3.7.12

A Menina da Camisa Marrom

Na parede da casa da minha avó, entre retratos de irmãos e primos todos bem arrumadinhos, a foto escolhida para me representar era essa.

O cabelo cortado por mim mesma parecia de menino; a roupa era marrom, justa, econômica.  Ali estava eu, na galeria familiar, retratada sem sorriso, sem charme, sem babados, sem fitas e com a boca suja de chocolate.

 
Lembro de ficar inconformada, em desvantagem em relação aos outros netos, que estavam pendurados com suas melhores roupas e poses.
- Por que você escolheu logo essa foto? - reclamava.
- Porque nela você está enfrentando o mundo - era sempre a resposta.
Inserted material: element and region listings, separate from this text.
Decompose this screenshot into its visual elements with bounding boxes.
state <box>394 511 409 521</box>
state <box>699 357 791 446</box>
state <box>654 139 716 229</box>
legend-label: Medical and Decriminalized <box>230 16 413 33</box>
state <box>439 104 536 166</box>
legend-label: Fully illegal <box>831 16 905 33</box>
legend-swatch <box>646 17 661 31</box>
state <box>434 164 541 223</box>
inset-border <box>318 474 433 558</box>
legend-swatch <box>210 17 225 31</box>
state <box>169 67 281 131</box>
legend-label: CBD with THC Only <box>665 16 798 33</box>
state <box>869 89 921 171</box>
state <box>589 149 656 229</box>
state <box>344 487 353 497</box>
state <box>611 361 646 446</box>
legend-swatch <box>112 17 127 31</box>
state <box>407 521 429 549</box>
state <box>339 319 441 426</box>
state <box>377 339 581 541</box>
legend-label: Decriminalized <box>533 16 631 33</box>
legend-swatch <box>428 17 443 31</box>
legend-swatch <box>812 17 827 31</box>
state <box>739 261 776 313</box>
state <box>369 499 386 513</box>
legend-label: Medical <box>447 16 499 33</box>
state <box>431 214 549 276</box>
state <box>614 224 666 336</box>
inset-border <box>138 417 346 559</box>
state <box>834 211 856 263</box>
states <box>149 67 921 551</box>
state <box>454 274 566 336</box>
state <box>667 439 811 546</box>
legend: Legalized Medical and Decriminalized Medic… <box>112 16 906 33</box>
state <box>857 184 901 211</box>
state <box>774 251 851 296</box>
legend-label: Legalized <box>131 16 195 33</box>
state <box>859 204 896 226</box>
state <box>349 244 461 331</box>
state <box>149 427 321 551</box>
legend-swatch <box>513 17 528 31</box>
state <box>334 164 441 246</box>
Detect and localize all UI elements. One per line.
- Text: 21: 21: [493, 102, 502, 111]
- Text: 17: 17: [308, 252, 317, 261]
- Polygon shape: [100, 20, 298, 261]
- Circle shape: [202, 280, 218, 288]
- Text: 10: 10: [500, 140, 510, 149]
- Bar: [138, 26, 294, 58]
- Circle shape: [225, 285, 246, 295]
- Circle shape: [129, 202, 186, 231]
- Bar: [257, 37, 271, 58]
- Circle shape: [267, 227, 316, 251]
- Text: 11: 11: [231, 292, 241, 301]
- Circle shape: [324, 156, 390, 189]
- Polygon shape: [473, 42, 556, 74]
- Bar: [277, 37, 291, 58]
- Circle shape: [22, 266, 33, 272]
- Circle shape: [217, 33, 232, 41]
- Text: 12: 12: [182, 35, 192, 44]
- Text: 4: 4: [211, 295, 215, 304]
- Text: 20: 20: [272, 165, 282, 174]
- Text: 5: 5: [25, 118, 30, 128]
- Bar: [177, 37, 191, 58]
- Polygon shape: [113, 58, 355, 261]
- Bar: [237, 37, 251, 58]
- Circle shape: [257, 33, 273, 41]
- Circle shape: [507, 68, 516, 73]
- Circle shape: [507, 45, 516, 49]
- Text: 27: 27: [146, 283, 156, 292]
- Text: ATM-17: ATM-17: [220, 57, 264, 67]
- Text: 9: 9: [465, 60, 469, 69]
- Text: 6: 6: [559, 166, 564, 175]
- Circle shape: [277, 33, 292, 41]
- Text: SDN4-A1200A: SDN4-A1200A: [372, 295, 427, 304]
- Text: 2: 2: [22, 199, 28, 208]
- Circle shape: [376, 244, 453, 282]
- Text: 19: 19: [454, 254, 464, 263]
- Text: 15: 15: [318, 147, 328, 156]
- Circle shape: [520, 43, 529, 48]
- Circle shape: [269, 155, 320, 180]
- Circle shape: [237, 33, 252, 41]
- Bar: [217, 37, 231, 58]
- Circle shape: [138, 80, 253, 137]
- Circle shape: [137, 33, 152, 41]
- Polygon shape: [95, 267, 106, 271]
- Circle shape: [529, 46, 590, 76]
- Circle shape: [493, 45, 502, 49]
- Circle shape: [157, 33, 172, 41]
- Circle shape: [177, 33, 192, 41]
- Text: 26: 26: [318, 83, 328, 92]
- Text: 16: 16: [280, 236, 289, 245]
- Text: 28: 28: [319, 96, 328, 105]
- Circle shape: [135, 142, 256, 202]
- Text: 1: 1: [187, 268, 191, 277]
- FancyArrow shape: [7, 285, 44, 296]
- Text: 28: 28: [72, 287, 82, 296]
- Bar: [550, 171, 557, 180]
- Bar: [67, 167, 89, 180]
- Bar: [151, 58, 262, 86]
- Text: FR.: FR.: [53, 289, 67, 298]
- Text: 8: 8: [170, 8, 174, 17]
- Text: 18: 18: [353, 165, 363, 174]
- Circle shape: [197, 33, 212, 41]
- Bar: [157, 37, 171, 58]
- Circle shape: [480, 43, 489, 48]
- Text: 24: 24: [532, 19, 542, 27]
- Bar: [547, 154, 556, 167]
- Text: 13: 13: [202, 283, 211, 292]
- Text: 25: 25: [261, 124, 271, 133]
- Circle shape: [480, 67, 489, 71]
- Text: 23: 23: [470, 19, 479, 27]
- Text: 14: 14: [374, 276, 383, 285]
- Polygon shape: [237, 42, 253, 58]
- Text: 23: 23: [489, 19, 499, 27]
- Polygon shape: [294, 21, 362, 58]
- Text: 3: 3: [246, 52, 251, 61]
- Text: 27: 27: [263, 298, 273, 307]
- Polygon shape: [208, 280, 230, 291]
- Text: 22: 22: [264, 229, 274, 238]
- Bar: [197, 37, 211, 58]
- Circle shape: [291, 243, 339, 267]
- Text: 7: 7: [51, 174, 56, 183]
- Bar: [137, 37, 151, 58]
Minha avó via naquela imagem uma rebeldia silenciosa, firme, e se orgulhava disso.
E eu, orgulhosa de que alguém tivesse orgulho de mim, aceitava o papel.
Até o dia em que ela morreu, fingi ser a menina que ela esperava que eu fosse. 
Mas hoje, quando essa foto cai nas minhas mãos, numa amurração de gaveta qualquer, ouço a Menina de Camisa Marrom me perguntar:
- E aí, vai encarar?

Diante do seu olhar inquisidor e sua mão da cintura, eu geralmente recuo, sem saber se algum dia eu fui ela. Ou se algum dia ela será eu.
Essa dúvida, que já dura algumas décadas, acabou deixando a Menina de Camisa Marrom sem porta-retrato ou lugar de destaque na estante da minha vida adulta.
Quem sabe um dia?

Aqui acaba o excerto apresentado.